The Brookline Police Department is in crisis. Union leaders complain that they are being reformed into the ground and micromanaged by elected officials. Danny McDonald reports that a member of one of the two reform task forces promotes moving “toward not needing an armed police force,” which would be municipal malpractice. Meanwhile, criminologists grappling to explain the dramatic rise in murders nationwide are narrowing on three factors: Covid, more guns and policing. In Boston and Brookline murders are down, not up. We have Covid. The guns are out there. That leaves policing as the critical differentiator.

Everyone has a phone camera. But not everyone has a 90’s-era digicam. So if you want to stand out on Instagram, apparently you need to post low quality images taken with a crappy camera.

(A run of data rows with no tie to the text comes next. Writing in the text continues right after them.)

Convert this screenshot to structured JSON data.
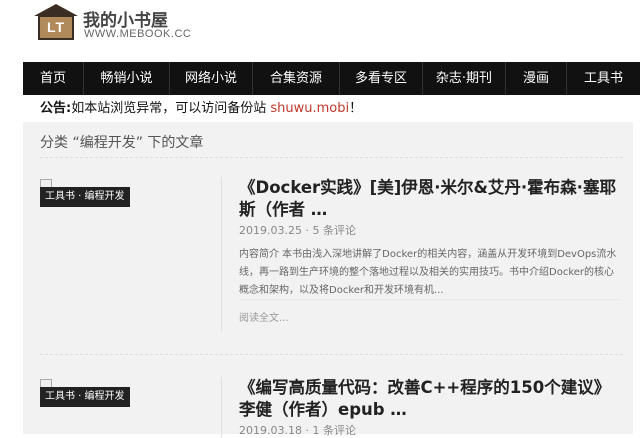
{
  "site": {
    "title": "我的小书屋",
    "url": "WWW.MEBOOK.CC",
    "logo_text": "LT"
  },
  "nav": [
    "首页",
    "畅销小说",
    "网络小说",
    "合集资源",
    "多看专区",
    "杂志·期刊",
    "漫画",
    "工具书"
  ],
  "notice": {
    "label": "公告:",
    "text": "如本站浏览异常，可以访问备份站 ",
    "link": "shuwu.mobi",
    "suffix": "！"
  },
  "category_title": "分类 “编程开发” 下的文章",
  "posts": [
    {
      "tag": "工具书 · 编程开发",
      "title": "《Docker实践》[美]伊恩·米尔&艾丹·霍布森·塞耶斯（作者 …",
      "meta": "2019.03.25 · 5 条评论",
      "excerpt": "内容简介 本书由浅入深地讲解了Docker的相关内容，涵盖从开发环境到DevOps流水线，再一路到生产环境的整个落地过程以及相关的实用技巧。书中介绍Docker的核心概念和架构，以及将Docker和开发环境有机...",
      "more": "阅读全文..."
    },
    {
      "tag": "工具书 · 编程开发",
      "title": "《编写高质量代码：改善C++程序的150个建议》李健（作者）epub …",
      "meta": "2019.03.18 · 1 条评论",
      "excerpt": "",
      "more": ""
    }
  ]
}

Getting unemployment benefits out the door when Covid hit was a huge and critical challenge and done mostly successfully. But $2.7 billion in overpayments is a big amount and it won’t be easy to get it all back.

And when it comes to Covid shots, third time’s a charm. Four… is too much.

The price of admission

Monday, March 17th. MLK Day.

Imagine People of Walmart in a virtual environment. It could be the killer app for the Metaverse.

The recent court decision on public safety unions and vaccination mandates underscores a reality that many people, including Michelle Wu on the campaign trail, didn’t seem to understand. In city government, you can’t just do things from a management position (like all those police reform promises) without hard and often costly negotiations. Every… little… thing… has to be negotiated. Wu got a pass on implementation of the mandate from the court because of a public health emergency—but not on negotiations. Now comes the part where the city has to pay.

The trend line at Gallup does not look good for the Biden Administration and the Democratic Party.

In a sad story, Jeffery Parker, a former manager of the T’s subway systems and current leader of the Atlanta transit system committed suicide by stepping in front of a train.

And if you thought cable prices were bad, welcome to streaming.